CVE Alert: CVE-2025-9928 – projectworlds – Travel Management System
CVE-2025-9928
A security flaw has been discovered in projectworlds Travel Management System 1.0. The impacted element is an unknown function of the file /viewcategory.php. Performing manipulation of the argument t1 results in sql injection. It is possible to initiate the attack remotely. The exploit has been released to the public and may be exploited.
AI Summary Analysis
Risk verdict
High risk with a public exploit for remote, unauthenticated SQL injection on a web-facing component; treat as urgent.
Why this matters
Attackers can read or manipulate database content, potentially exfiltrating or altering sensitive bookings and personal data. The vulnerability carries a high impact to confidentiality and integrity, and the exploit is publicly available, increasing likelihood of automated attempts targeting web apps.
Most likely attack path
An attacker can directly target the web endpoint /viewcategory.php by supplying crafted input in t1, taking advantage of SQL injection without authentication or user interaction. The CVSS signals indicate network access, no user interaction, and low preconditions, enabling rapid data access or modification within the database.
Who is most exposed
Publicly accessible deployments of the Travel Management System, especially those hosted on internet-facing web servers or multi-tenant hosting, are at risk. Organisations with default installations or delayed patches are particularly exposed.
Detection ideas
- Web/app logs showing requests to /viewcategory.php with suspicious t1 values containing SQL patterns.

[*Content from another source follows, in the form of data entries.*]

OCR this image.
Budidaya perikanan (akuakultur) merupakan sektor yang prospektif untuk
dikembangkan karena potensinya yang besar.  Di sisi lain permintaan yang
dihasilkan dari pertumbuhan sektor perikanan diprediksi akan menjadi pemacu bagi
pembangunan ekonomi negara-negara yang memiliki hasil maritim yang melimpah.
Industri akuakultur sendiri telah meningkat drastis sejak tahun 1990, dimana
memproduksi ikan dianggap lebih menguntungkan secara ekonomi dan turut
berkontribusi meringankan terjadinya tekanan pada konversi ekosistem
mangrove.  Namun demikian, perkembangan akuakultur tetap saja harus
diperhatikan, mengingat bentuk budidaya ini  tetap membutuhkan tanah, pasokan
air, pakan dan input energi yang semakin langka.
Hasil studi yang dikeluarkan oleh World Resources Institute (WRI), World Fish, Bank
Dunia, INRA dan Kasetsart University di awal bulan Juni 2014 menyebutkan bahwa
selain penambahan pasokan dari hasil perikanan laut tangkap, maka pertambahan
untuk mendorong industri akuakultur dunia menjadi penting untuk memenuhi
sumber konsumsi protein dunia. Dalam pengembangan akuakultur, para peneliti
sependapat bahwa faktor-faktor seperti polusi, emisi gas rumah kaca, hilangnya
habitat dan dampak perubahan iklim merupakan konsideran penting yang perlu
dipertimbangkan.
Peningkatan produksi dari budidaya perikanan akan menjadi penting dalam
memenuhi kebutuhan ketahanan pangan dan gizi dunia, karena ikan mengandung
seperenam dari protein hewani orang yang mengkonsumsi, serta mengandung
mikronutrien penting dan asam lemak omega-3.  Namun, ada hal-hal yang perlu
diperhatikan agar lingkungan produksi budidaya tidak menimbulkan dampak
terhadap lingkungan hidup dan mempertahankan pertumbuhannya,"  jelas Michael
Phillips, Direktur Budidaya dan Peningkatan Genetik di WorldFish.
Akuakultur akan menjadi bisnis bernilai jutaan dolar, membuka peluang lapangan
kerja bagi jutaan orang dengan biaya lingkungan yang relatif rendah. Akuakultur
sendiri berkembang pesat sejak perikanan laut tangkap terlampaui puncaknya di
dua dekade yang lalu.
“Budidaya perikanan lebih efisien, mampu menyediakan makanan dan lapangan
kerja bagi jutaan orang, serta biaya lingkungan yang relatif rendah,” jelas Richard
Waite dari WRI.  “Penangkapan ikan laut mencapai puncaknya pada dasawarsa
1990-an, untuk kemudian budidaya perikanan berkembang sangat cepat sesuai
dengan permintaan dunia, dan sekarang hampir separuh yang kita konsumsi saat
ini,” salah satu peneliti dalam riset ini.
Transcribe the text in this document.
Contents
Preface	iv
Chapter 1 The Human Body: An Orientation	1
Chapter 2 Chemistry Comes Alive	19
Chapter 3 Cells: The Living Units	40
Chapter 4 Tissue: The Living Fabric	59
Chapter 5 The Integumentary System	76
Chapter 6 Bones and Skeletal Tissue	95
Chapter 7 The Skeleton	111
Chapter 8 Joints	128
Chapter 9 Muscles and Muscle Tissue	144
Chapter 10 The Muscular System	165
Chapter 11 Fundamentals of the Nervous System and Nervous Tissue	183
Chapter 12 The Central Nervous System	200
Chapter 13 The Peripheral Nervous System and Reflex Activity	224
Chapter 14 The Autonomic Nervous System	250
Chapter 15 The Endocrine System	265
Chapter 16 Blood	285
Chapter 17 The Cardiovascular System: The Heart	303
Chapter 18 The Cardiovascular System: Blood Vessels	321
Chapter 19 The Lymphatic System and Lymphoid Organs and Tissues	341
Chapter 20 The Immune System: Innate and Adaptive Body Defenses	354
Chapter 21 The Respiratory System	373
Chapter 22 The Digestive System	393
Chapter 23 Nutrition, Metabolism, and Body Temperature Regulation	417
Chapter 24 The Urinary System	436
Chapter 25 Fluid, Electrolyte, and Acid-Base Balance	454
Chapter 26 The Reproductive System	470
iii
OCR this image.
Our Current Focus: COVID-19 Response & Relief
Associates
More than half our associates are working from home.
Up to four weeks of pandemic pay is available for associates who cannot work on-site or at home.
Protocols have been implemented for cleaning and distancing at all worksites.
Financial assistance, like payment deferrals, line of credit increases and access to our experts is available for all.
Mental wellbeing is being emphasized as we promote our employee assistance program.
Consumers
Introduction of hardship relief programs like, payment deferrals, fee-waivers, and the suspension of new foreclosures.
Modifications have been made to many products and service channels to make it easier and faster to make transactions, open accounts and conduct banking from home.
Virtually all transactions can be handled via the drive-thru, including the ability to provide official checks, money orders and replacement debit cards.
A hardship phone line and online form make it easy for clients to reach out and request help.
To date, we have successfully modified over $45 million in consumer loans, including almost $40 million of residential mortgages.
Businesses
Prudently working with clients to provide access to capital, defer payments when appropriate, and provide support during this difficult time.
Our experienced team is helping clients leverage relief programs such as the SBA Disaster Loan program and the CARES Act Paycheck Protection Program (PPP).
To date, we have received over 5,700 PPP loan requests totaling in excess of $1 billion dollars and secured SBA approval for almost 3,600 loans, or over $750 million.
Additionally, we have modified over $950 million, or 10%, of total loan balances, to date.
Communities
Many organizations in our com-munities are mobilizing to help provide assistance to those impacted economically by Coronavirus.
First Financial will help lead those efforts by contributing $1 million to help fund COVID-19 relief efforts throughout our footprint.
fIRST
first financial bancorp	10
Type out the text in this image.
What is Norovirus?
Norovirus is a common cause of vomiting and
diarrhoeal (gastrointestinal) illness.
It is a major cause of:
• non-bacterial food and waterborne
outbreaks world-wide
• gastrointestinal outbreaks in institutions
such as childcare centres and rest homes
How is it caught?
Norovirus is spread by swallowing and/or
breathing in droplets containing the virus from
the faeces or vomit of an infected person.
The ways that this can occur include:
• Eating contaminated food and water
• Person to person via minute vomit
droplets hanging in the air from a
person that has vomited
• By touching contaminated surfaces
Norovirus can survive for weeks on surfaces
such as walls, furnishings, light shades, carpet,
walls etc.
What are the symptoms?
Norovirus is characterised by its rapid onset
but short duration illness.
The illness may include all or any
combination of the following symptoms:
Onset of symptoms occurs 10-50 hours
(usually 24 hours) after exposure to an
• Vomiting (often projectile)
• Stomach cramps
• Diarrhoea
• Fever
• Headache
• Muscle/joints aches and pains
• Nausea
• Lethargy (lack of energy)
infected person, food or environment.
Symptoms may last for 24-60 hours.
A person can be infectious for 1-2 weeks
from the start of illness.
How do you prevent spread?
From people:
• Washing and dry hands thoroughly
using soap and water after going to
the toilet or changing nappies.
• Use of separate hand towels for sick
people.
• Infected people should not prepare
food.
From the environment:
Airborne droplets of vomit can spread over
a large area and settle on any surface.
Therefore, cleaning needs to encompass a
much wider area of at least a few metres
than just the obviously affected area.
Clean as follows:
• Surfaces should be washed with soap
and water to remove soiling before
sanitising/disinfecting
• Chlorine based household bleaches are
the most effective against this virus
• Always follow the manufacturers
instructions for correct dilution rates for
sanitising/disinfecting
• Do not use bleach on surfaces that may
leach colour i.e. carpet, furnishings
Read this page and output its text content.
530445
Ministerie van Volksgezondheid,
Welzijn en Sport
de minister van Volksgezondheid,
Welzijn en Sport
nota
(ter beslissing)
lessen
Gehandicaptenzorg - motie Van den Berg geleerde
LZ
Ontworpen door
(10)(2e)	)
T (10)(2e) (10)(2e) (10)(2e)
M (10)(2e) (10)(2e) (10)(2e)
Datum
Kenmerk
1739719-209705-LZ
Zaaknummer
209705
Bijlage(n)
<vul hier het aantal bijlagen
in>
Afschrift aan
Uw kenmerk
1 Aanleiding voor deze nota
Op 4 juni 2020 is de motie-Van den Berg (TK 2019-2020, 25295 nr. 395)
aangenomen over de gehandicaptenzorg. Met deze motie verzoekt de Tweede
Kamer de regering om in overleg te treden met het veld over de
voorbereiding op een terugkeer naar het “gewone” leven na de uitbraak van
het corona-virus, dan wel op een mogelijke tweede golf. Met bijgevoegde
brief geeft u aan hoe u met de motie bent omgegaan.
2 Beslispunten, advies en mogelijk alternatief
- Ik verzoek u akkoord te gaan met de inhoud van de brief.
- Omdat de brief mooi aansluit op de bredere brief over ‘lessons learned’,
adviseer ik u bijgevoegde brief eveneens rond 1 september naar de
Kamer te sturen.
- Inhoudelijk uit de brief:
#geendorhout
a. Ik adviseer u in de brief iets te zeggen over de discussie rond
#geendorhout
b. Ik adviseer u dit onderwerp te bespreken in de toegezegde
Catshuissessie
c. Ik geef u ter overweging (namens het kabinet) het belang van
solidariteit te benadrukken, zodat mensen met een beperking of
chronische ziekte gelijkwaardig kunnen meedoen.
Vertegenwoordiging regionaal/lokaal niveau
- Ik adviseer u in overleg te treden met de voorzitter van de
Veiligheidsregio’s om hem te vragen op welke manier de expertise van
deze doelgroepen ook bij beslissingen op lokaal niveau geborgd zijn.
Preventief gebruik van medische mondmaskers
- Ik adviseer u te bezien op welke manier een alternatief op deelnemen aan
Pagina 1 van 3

- Recurrent SQL error messages or unusual responses from the application.
- IDS/IPS or WAF alerts for SQL injection signatures aligned to this endpoint.
- Unexpected increases in database query latency or abnormal data access patterns.
Mitigation and prioritisation
- Apply vendor patch or upgrade to a fixed version; verify through change records.
- If patching is not immediately possible, implement input handling: parameterised queries, prepared statements, and strict input validation on t1.
- Deploy or tune Web Application Firewall rules to block SQL injection attempts on this endpoint.
- Restrict exposure (e.g., disable or monitor /viewcategory.php access, enforce authentication where feasible) and enable enhanced logging.
- Patch management: schedule remediation; confirm backups and have an incident response plan ready. If KEV is flagged or EPSS ≥ 0.5, treat as priority 1; otherwise consider high with near-term remediation goals.